A smile on his lips quickly turned into a grin from ear to ear as the memory of his excitement returned to him. Brian said he could not contain his excitement after confirming that it was alcohol in the one-litre unsealed bottle camouflaged as Rayyan water. The sound of cars honking jerked Brian back to the road. For the four minutes we had been stuck in the traffic leading to Nyayo stadium, the 36-year-old had taken us to Qatar. Even when he resumed the trip, his voice remained excitedly loud.
“I took the first sip and immediately picked up my phone to call my roommate Kimani and Moses, whom I met at work.

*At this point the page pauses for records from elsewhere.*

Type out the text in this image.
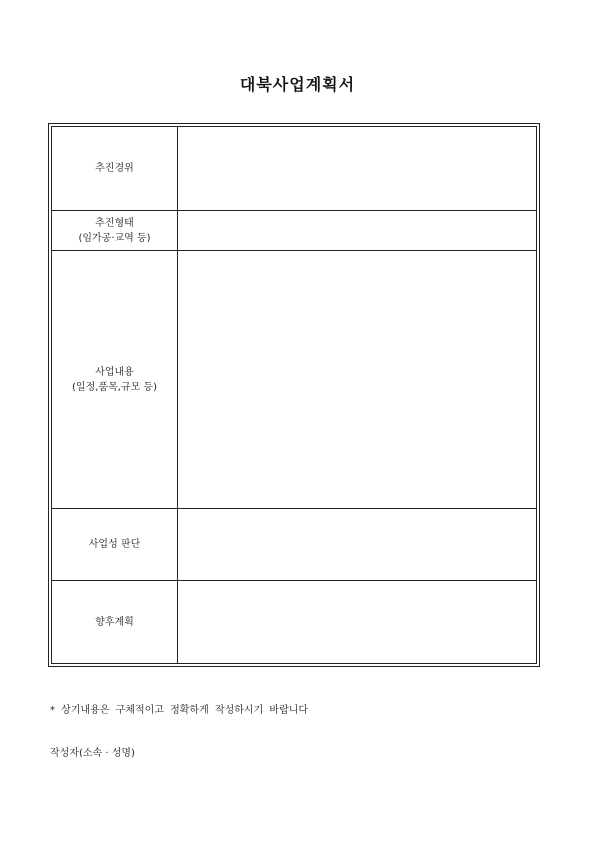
대북사업계획서
추진경위
추진형태
(임가공·교역 등)
사업내용
(일정,품목,규모 등)
사업성 판단
향후계획
* 상기내용은 구체적이고 정확하게 작성하시기 바랍니다
작성자(소속 · 성명)
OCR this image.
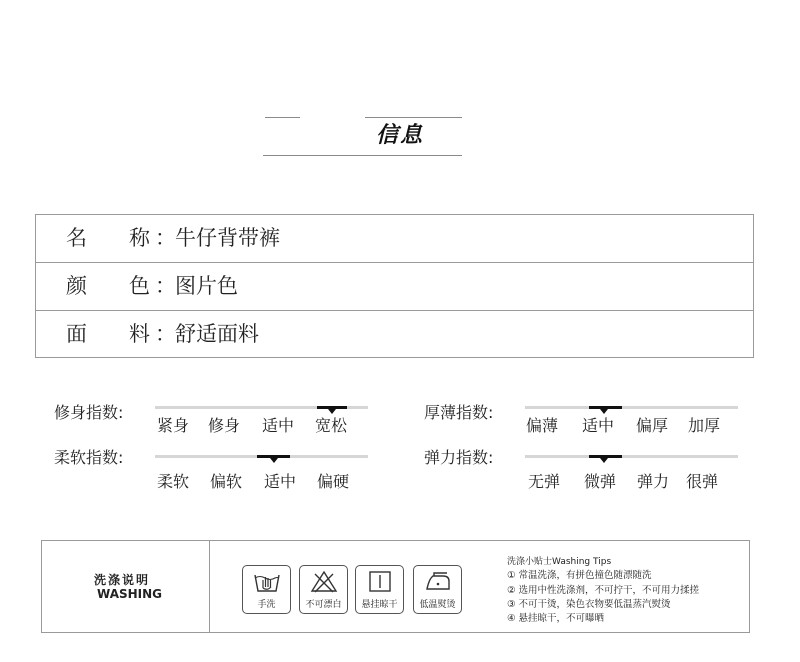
信息
名 称 ： 牛仔背带裤
颜 色 ： 图片色
面 料 ： 舒适面料
修身指数:
紧身 修身 适中 宽松
柔软指数:
柔软 偏软 适中 偏硬
厚薄指数:
偏薄 适中 偏厚 加厚
弹力指数:
无弹 微弹 弹力 很弹
洗涤说明
WASHING
手洗	不可漂白	悬挂晾干	低温熨烫
洗涤小贴士Washing Tips
① 常温洗涤，有拼色撞色随漂随洗
② 选用中性洗涤剂，不可拧干，不可用力揉搓
③ 不可干烫，染色衣物要低温蒸汽熨烫
④ 悬挂晾干，不可曝晒
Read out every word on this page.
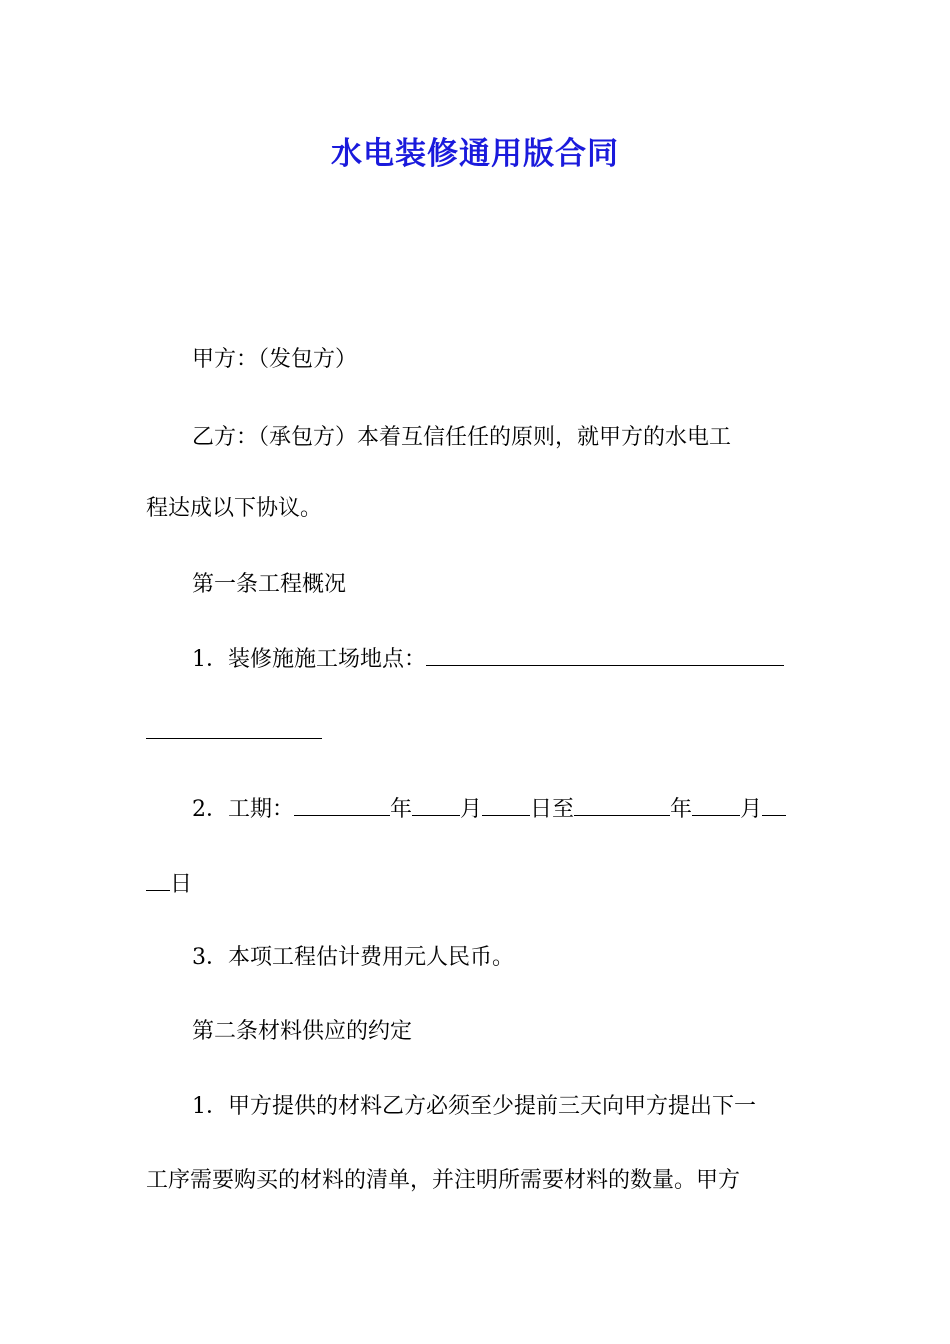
水电装修通用版合同
甲方：（发包方）
乙方：（承包方）本着互信任任的原则，就甲方的水电工
程达成以下协议。
第一条工程概况
1．装修施施工场地点：
2．工期：	年 月 日至	年 月
日
3．本项工程估计费用元人民币。
第二条材料供应的约定
1．甲方提供的材料乙方必须至少提前三天向甲方提出下一
工序需要购买的材料的清单，并注明所需要材料的数量。甲方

Sh1010 for a whole litre of alcohol, you need a party for such a discovery. They got both there in under 10 minutes,” he exclaimed.
Typically if you want to find Mungei, Brian said, one needs to look out for an idle crowd squatting in large open spaces, next to old cars and car wash areas. The sellers do not hawk their goods but only bring the bottles after a purchase is closed. The clients sit on stones in small groups holding their tumblers. Either their buyers know them or they know their buyers, whichever way, this business is thriving in the area.
After gobbling down the first tumbler, Brian said they reminded themselves that in this foreign country, it is illegal to drink or be drunk in public and could result in a prison sentence of up to six months and/or a fine of up to 3,000 rials or deportation. But for a country with zero tolerance for certain offences, Brian and his friends were more worried about being deported, so they took the party home.
“Well, I still got deported, albeit 10 years later,” he said, his mood suddenly falling as his reality crouched up in the 3,840 mm long Suzuki Swift driving an Uber a continent away from Qatar. It was during the Covid-19 pandemic and Brian was tired of staying at home after the government imposed curbs on movement and cancelled gatherings of more than four people. So when Kimani called one Friday in February last year to inform Brian that there was a Kenyan party going down and that there would be lots of alcohol, he couldn’t let the chance pass by.
“In fact, I asked to join the organising committee to make sure there was lots of alcohol,” he said.
In Qatar, like most Islamic countries, weekends start on Thursdays, as the Muslim faithful prepare for Friday prayers. For Christians this means the holiday starts off early which Brian says marks the beginning of sherehe.
“Sherehes are better when I am on the planning committee. I detest alcohol shortages when Mungei is Sh1010 away,” he said boastfully.
Brian reminisced how great the party started and would have ended had the cops not burst into the room where about 50 Kenyans were and stopped the reggae.
“We were all arrested and detained. All this while, we prayed to be fined hundreds of thousands that we didn’t have,” he said.
That remained a prayer as Brian and all the Kenyans who attended the party were deported on grounds of breaching Covid-19 prevention guidelines.”See why I blame Mungei?” Brian posed as he pulled up outside a court on Kirichwa road at my destination. We parted with a tip, a five-star rating, and cues on how to drink in Qatar.